Last year, Asmodee and Z-Man Games released the deck management game Challengers. The game is designed to more or less create the feel of a card game tournament and you can improve and edit your deck between bouts. Challengers supports 1-8 players and has an average play time of 45 minutes. Asmodee was very kind to provide me with a copy of the game to review, but you can grab your own copy from your local game store or Asmodee’s site with an MSRP of $39.99. The game designers are Johannes Krenner and Markus Slawitscheck.
Challengers is an interactive Deck Management game with an original tournament gameplay style for 1-8 players. Play individually or with a group of friends!
Each round, each player improves their deck with new characters and battle against new opponents.
75 distinct characters with more than 40 exciting effects create a unique experience every game!

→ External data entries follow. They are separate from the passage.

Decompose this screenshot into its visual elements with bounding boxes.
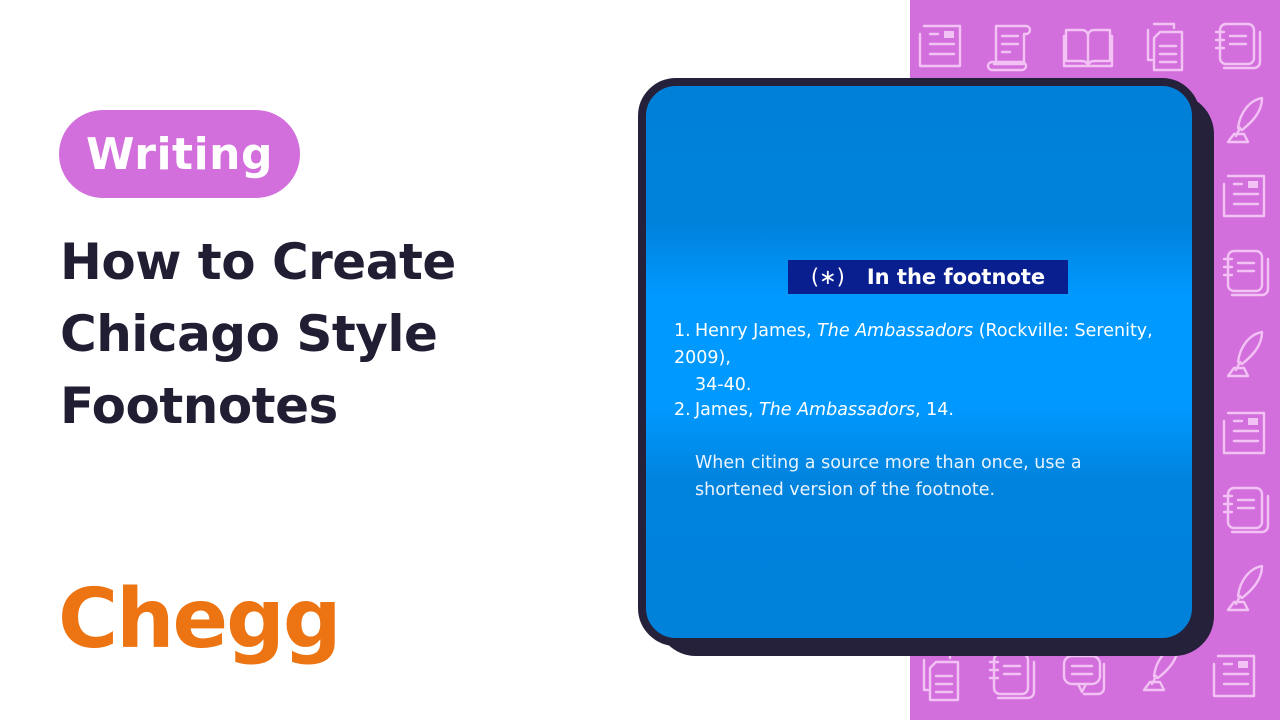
newspaper-icon <box>1206 648 1262 704</box>
footnote-author: Henry James, <box>695 321 818 341</box>
title-line: Footnotes <box>60 377 338 435</box>
title-line: How to Create <box>60 233 456 291</box>
footnote-work-title: The Ambassadors <box>817 321 974 341</box>
newspaper-icon <box>1216 168 1272 224</box>
quill-icon <box>1216 92 1272 148</box>
documents-icon <box>912 648 968 704</box>
quill-icon <box>1216 326 1272 382</box>
chegg-logo: Chegg <box>58 572 342 667</box>
footnote-item: 2. James, The Ambassadors, 14. <box>674 397 954 424</box>
documents-icon <box>1136 18 1192 74</box>
notebook-icon <box>1216 245 1272 301</box>
category-label: Writing <box>86 128 273 180</box>
explanation-text: When citing a source more than once, use… <box>695 453 1082 500</box>
footnote-item: 1. Henry James, The Ambassadors (Rockvill… <box>674 318 1192 399</box>
footnote-author: James, <box>695 400 759 420</box>
newspaper-icon <box>912 18 968 74</box>
asterisk-icon: (∗) <box>810 265 845 289</box>
section-label: (∗) In the footnote <box>788 260 1068 294</box>
page-title: How to Create Chicago Style Footnotes <box>60 226 560 442</box>
footnote-pages: 34-40. <box>695 375 752 395</box>
quill-icon <box>1216 560 1272 616</box>
footnote-number: 2. <box>674 400 691 420</box>
footnote-work-title: The Ambassadors <box>758 400 916 420</box>
title-line: Chicago Style <box>60 305 438 363</box>
footnote-example-card: (∗) In the footnote 1. Henry James, The A… <box>638 78 1200 646</box>
section-label-text: In the footnote <box>866 265 1046 289</box>
newspaper-icon <box>1216 405 1272 461</box>
scroll-icon <box>982 18 1038 74</box>
chat-icon <box>1056 648 1112 704</box>
notebook-icon <box>982 648 1038 704</box>
footnote-pages: , 14. <box>915 400 954 420</box>
category-badge: Writing <box>59 110 300 198</box>
footnote-number: 1. <box>674 321 691 341</box>
open-book-icon <box>1060 18 1116 74</box>
notebook-icon <box>1208 18 1264 74</box>
notebook-icon <box>1216 482 1272 538</box>
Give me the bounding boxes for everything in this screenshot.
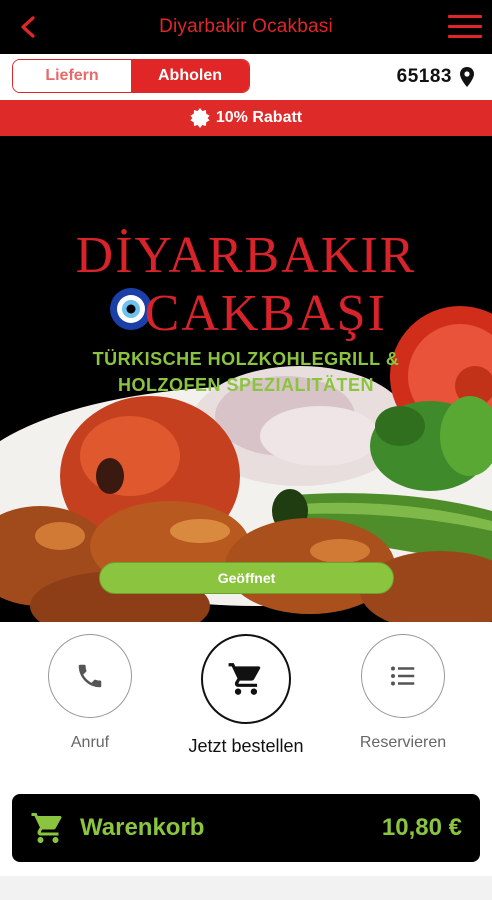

This game has been a lot of fun. I’m a fan of trading card games and Challengers does a decent job of emulating some of the feelings with playing in a card game tournament, but it is extremely simple. There are two main phases to the game: the Deck Phase and then the Match Phase. The Deck Phase occurs at the start of every round and allows you to add new cards to your deck and even remove weaker ones. During the Match Phase, you’ll basically play a slightly more complex version of War until you or your opponent either fill up your bench or run out of cards in your deck. You then repeat this cycle for seven rounds and then if you have more than two people, there is a final round with no Deck Phase where the players with the most fans (gained via card effects and by winning matches) face off one final time to determine the best.
As you might imagine, this means that most of the strategy is in the Deck Phase. You need to balance having enough cards to not deck out with not having too many cards filling up your bench. Luckily, cards of the same name stack, so if you can get repeat copies, you’re in luck. There are also cards that move your cards from your bench into a discard pile that you’ll want to look for as well. Will you try to go all-in on 1-2 factions or diversify your deck to cover more ground?
Overall, I think this is actually a lot of fun and even my wife, who isn’t a big fan of deckbuilding games, enjoyed playing it. Challengers has a lot of fun art by Jeff Harvey and it’s honestly one of the biggest draws of the game. The game comes with four fabric playmats which look and feel fantastic and three plastic card trays help you stay organized for the Deck Phase. The game definitely has potential to grow with new factions being added and I’m sure additional game modes could even be designed. Sadly, I didn’t have a chance to play with a full group of 8 people, but it was a lot of fun with 4 of us. You will need quite a bit of space and be able to move around the space since each round will have different pairings.
I did try Challengers in the 2-player game and while doable, it’s not ideal. The only changes made are that there’s no final round and if you ever have 11 fans more than your opponent, you instantly win and the game ends. The trick is that because there’s only one opponent, it’s a lot easier to have a snowball effect. When there are more people, you have to adjust your deck for a wider variety of matches, but in a 2-player game, you don’t have to be as adaptable. I think there are some tweaks that could help it work a bit better, but at the end of the day, it just wasn’t the best experience for me.
At the end of the day, I do recommend Challengers for larger groups. The 4-player games were a blast and hopefully soon I can get a big enough group to do an 8-player game. Even if you’re not a big fan of deckbuilding games, this might be one to try out.